Species of butterfly

Celastrina iynteana, the Jyntea hedge blue, is a small butterfly found in India that belongs to the lycaenids or blues family.

==Description==
Male upperside: purplish blue or lilac of a deeper shade than in C. dilecta. Forewing: a much broader dusky-black terminal margin that widens at apex and is somewhat diffuse along its inner edge. In specimens of the dry-season brood there is a diffuse but prominent discal white patch. Hindwing: costa dusky brownish; termen with a comparatively narrow black border edged on the inner side by a more or less obscure subterminal series of black spots, each spot centred in a background which is slightly paler than the lilac ground colour. Underside: pale greyish white or bluish white, with the usual pale brown markings which are small, delicate and regular. Antenna, head, thorax and abdomen blackish brown, antennae ringed with white; beneath: palpi, thorax and abdomen white.

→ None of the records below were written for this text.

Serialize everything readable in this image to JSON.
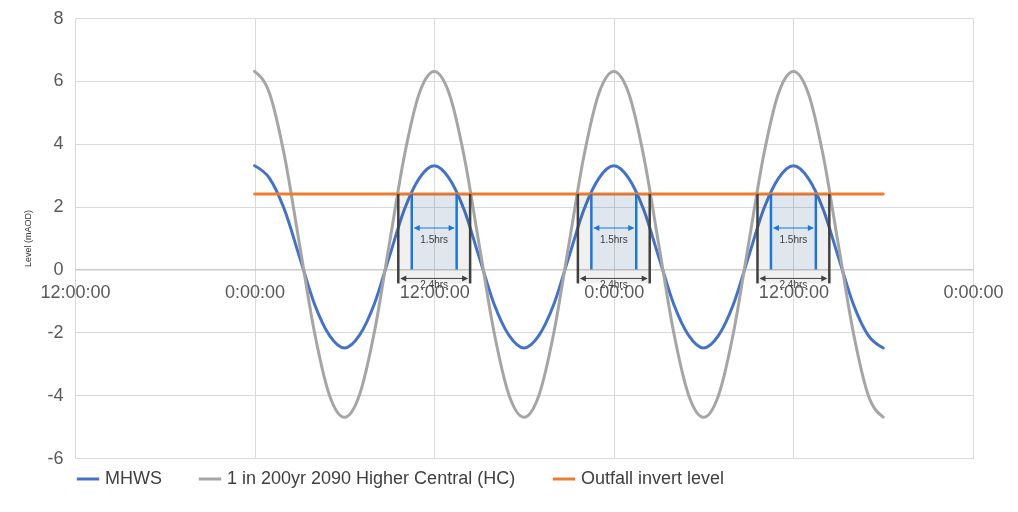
{
  "chart_data": {
    "type": "line",
    "ylabel": "Level (mAOD)",
    "x": [
      "2000-01-02T00:00",
      "2000-01-02T01:00",
      "2000-01-02T02:00",
      "2000-01-02T03:00",
      "2000-01-02T04:00",
      "2000-01-02T05:00",
      "2000-01-02T06:00",
      "2000-01-02T07:00",
      "2000-01-02T08:00",
      "2000-01-02T09:00",
      "2000-01-02T10:00",
      "2000-01-02T11:00",
      "2000-01-02T12:00",
      "2000-01-02T13:00",
      "2000-01-02T14:00",
      "2000-01-02T15:00",
      "2000-01-02T16:00",
      "2000-01-02T17:00",
      "2000-01-02T18:00",
      "2000-01-02T19:00",
      "2000-01-02T20:00",
      "2000-01-02T21:00",
      "2000-01-02T22:00",
      "2000-01-02T23:00",
      "2000-01-03T00:00",
      "2000-01-03T01:00",
      "2000-01-03T02:00",
      "2000-01-03T03:00",
      "2000-01-03T04:00",
      "2000-01-03T05:00",
      "2000-01-03T06:00",
      "2000-01-03T07:00",
      "2000-01-03T08:00",
      "2000-01-03T09:00",
      "2000-01-03T10:00",
      "2000-01-03T11:00",
      "2000-01-03T12:00",
      "2000-01-03T13:00",
      "2000-01-03T14:00",
      "2000-01-03T15:00",
      "2000-01-03T16:00",
      "2000-01-03T17:00",
      "2000-01-03T18:00"
    ],
    "series": [
      {
        "name": "MHWS",
        "color": "#4472c4",
        "values": [
          3.3,
          2.9,
          1.9,
          0.4,
          -1.1,
          -2.1,
          -2.5,
          -2.1,
          -1.1,
          0.4,
          1.9,
          2.9,
          3.3,
          2.9,
          1.9,
          0.4,
          -1.1,
          -2.1,
          -2.5,
          -2.1,
          -1.1,
          0.4,
          1.9,
          2.9,
          3.3,
          2.9,
          1.9,
          0.4,
          -1.1,
          -2.1,
          -2.5,
          -2.1,
          -1.1,
          0.4,
          1.9,
          2.9,
          3.3,
          2.9,
          1.9,
          0.4,
          -1.1,
          -2.1,
          -2.5
        ]
      },
      {
        "name": "1 in 200yr 2090 Higher Central (HC)",
        "color": "#a5a5a5",
        "values": [
          6.3,
          5.6,
          3.6,
          0.8,
          -2.0,
          -4.0,
          -4.7,
          -4.0,
          -2.0,
          0.8,
          3.6,
          5.6,
          6.3,
          5.6,
          3.6,
          0.8,
          -2.0,
          -4.0,
          -4.7,
          -4.0,
          -2.0,
          0.8,
          3.6,
          5.6,
          6.3,
          5.6,
          3.6,
          0.8,
          -2.0,
          -4.0,
          -4.7,
          -4.0,
          -2.0,
          0.8,
          3.6,
          5.6,
          6.3,
          5.6,
          3.6,
          0.8,
          -2.0,
          -4.0,
          -4.7
        ]
      },
      {
        "name": "Outfall invert level",
        "color": "#ed7d31",
        "x": [
          "2000-01-02T00:00",
          "2000-01-03T18:00"
        ],
        "values": [
          2.4,
          2.4
        ]
      }
    ],
    "xlim": [
      "2000-01-01T12:00",
      "2000-01-04T00:00"
    ],
    "xticks": [
      {
        "value": "2000-01-01T12:00",
        "label": "12:00:00"
      },
      {
        "value": "2000-01-02T00:00",
        "label": "0:00:00"
      },
      {
        "value": "2000-01-02T12:00",
        "label": "12:00:00"
      },
      {
        "value": "2000-01-03T00:00",
        "label": "0:00:00"
      },
      {
        "value": "2000-01-03T12:00",
        "label": "12:00:00"
      },
      {
        "value": "2000-01-04T00:00",
        "label": "0:00:00"
      }
    ],
    "ylim": [
      -6,
      8
    ],
    "yticks": [
      -6,
      -4,
      -2,
      0,
      2,
      4,
      6,
      8
    ],
    "bands": [
      {
        "axis": "x",
        "from": "2000-01-02T10:30",
        "to": "2000-01-02T13:30",
        "label": "1.5hrs",
        "color": "#1f77d4"
      },
      {
        "axis": "x",
        "from": "2000-01-02T09:36",
        "to": "2000-01-02T14:24",
        "label": "2.4hrs",
        "color": "#404040"
      },
      {
        "axis": "x",
        "from": "2000-01-02T22:30",
        "to": "2000-01-03T01:30",
        "label": "1.5hrs",
        "color": "#1f77d4"
      },
      {
        "axis": "x",
        "from": "2000-01-02T21:36",
        "to": "2000-01-03T02:24",
        "label": "2.4hrs",
        "color": "#404040"
      },
      {
        "axis": "x",
        "from": "2000-01-03T10:30",
        "to": "2000-01-03T13:30",
        "label": "1.5hrs",
        "color": "#1f77d4"
      },
      {
        "axis": "x",
        "from": "2000-01-03T09:36",
        "to": "2000-01-03T14:24",
        "label": "2.4hrs",
        "color": "#404040"
      }
    ],
    "grid": true,
    "legend": "bottom",
    "line_style": "solid",
    "marker": "none"
  }
}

Female: "Upperside fore wing: all but the middle of the disc (which is white glossed with iridescent blue black; a discocellular black spot. Hind wing: blackish; white in the middle glossed with blue; along the veins irrorated with black scales; a submarginal series of pale lunules. Underside: both wings marked exactly as in the male." (de Nicéville)

==Taxonomy==
The butterfly was earlier known as Lycaenopsis jynteana (de Nicéville).

==Range==
It is found from Sikkim in India to Dawnas.